Wir haben zu den einzelnen Missständen Forderungen an die zuständigen Behörden und die Agrarminister*innen der Bundesländer gestellt. Zwei Forderungen wurden mittlerweile erfüllt:
- die Einrichtung einer Kontrollstelle für den Online-Handel mit Pflanzenschutzmitteln (beim BVL),
- die Anerkennung der „Leitlinie für den integrierten Pflanzenschutz in Haus- und Kleingarten“ (Bundesministerium für Ernährung und Landwirtschaft, BMEL).
Projektentwicklung
Insgesamt wurde aber nur zögerlich, teils gar nicht auf unsere Forderung reagiert. Deshalb setzen wir uns konsequenterweise mittlerweile für ein Verbot von Giften für Hobbygärtner*innen ein (mit Ausnahme der Mittel die Wirkstoffe für den ökologischen Landbau enthalten). Zusammen mit SumOfUs.org haben wir eine Online-Petition für das Verbot von Gartengiften gestartet (Bienengefahr im Garten). Dabei wurden bereits fast 25.000 Unterschriften gesammelt. Übergeben wird die Unterschriftenliste an das zuständige Ministerium (BMEL).
Neuigkeiten
Im Sommer 2020 ist der MDR auf unsere Arbeit und Aktivitäten aufmerksam geworden und hat einen investigativen Fernsehbeitrag über den illegalen Handel mit Pestiziden ausgestrahlt (ARD Mediathek – Verbotenes Pflanzengift – Viele kaufen es trotzdem & MDR – Illegale Pestizide auf Grenzmarkt in Polen).
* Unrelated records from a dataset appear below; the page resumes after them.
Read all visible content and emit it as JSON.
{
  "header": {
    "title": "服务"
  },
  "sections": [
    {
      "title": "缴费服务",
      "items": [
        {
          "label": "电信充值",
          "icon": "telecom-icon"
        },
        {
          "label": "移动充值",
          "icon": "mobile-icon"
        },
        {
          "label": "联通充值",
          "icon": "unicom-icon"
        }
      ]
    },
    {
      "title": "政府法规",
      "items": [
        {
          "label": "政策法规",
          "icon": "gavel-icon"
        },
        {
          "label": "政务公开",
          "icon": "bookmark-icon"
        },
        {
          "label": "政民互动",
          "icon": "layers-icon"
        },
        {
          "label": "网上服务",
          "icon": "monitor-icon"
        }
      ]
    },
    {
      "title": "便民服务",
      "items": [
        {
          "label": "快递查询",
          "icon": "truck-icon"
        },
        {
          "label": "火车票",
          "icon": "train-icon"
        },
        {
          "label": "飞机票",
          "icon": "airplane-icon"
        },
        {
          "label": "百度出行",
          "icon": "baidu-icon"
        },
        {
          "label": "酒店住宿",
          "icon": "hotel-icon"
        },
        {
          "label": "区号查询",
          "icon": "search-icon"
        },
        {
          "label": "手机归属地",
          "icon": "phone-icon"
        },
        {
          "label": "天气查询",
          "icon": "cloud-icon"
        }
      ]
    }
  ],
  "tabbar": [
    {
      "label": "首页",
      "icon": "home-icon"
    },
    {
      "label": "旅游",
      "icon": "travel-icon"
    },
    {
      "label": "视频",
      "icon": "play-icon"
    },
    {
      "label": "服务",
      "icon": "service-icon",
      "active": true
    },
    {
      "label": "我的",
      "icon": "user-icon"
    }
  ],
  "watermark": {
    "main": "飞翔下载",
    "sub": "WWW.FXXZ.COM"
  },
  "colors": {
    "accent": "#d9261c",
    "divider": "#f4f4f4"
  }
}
Die Aurelia Stiftung war mit der Expertise von Jan Hellberg bestens vorbereitend und begleitend tätig. Die Hinweise auf den illegalen Handel wurden an die deutschen und die europäischen Stellen weitergeleitet.
Der Ausblick
Frankreich hat sich für einen konsequenten Verbraucher- und Umweltschutz entschieden. Pflanzenschutzmittel für Haus- und Kleingarten sind dort mittlerweile generell verboten. Wir halten diese Maßnahme für vorbildlich und setzen uns in Deutschland für ein solches Verbot ein – insbesondere auf bundespolitischer Ebene und durch eine verstärkte Kampagnenarbeit ab 2021.